Dr. Bettina Love, a Black community leader and professor at the University of Georgia, speaks of co-conspirators: people who are willing to “put something on the line.” With a centuries-long head start in building wealth and enjoying privileges some in this country still don’t enjoy, it’s not enough to earnestly want equality or to buy books on race written by white authors. White supremacy and racism were manufactured – and sustained today – by white people, and only white people can dismantle the system they built. Being an ally means being willing to put your body between the police and a Black person, speaking up when your coworker makes a racist comment in an all-white team meeting, or telling the principal that your child’s teacher made a racist comment about another student. We will never achieve a more fair, just, and equitable society unless you’re willing to become a co-conspirator and put something on the line.
WHAT NEXT:
You don't need to be perfect to be an anti-racist. Anti-racism is about confronting racism wherever you find it, even when that’s within yourself. Start by reading the following books: How To Be An Anti-Racist by Ibram X. Kend The Color of Law by Richard Rothstein The Color of Money by Mehrsa Baradaran The New Jim Crow by Michelle Alexander City of Inmates by Kelly Lytle Hernández. Then, Google “Bettina Love co-conspirator” and watch the video.
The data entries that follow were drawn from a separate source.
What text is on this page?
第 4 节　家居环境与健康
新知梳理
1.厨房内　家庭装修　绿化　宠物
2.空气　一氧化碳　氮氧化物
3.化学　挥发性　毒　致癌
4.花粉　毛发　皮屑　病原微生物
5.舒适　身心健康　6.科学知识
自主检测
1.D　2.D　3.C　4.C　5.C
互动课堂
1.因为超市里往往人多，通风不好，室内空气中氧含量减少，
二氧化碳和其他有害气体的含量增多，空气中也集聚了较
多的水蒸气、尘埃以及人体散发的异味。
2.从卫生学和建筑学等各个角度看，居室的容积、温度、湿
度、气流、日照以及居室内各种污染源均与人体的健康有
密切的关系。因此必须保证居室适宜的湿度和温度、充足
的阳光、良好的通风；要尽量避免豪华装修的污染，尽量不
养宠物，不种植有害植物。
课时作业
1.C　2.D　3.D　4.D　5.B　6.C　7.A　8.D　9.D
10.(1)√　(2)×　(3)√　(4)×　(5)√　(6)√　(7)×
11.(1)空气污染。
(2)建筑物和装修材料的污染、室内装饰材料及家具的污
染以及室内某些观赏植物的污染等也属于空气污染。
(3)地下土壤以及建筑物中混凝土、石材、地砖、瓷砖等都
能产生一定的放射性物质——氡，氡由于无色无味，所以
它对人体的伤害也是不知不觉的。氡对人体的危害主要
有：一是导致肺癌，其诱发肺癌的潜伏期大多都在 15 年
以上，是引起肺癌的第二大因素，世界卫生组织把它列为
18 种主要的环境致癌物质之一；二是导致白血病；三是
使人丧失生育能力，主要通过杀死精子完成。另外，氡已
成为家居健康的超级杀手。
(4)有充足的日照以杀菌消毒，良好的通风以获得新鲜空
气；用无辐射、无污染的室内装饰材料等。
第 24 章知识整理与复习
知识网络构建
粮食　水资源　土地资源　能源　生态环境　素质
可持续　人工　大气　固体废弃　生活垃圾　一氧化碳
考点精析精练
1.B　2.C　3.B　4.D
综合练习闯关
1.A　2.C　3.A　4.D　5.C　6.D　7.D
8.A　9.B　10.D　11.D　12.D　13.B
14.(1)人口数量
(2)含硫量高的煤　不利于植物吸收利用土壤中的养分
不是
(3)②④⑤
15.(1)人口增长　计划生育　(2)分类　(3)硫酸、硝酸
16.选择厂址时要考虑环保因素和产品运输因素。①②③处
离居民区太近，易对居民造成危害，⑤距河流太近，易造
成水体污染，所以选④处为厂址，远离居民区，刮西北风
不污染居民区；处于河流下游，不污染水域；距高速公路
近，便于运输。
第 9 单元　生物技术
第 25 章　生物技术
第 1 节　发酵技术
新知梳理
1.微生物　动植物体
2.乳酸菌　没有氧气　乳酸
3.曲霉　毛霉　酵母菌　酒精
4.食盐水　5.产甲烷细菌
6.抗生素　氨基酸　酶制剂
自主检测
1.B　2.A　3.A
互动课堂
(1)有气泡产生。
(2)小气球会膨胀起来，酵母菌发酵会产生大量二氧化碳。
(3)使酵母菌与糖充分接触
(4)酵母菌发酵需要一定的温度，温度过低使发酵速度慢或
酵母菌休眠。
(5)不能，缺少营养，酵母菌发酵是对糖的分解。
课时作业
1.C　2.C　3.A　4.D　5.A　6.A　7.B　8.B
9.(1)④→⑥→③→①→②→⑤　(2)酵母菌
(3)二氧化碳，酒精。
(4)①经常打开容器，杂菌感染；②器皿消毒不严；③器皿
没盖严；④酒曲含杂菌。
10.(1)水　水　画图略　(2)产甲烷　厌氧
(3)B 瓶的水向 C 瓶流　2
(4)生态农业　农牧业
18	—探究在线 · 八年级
Jon Wizard lives in Seaside with his partner, two stepsons, two miniature dachshunds, and cat. After his law enforcement career abruptly ended due to an on-the-job injury, Jon ran for city council and was elected in 2018. Jon now works for Habitat for Humanity Monterey Bay helping to create more affordable housing throughout Monterey and Santa Cruz Counties. Jon holds a master’s degree in humanities for which he completed a thesis about the militarization of the police in the United States and is currently working on a Master of Public Administration degree.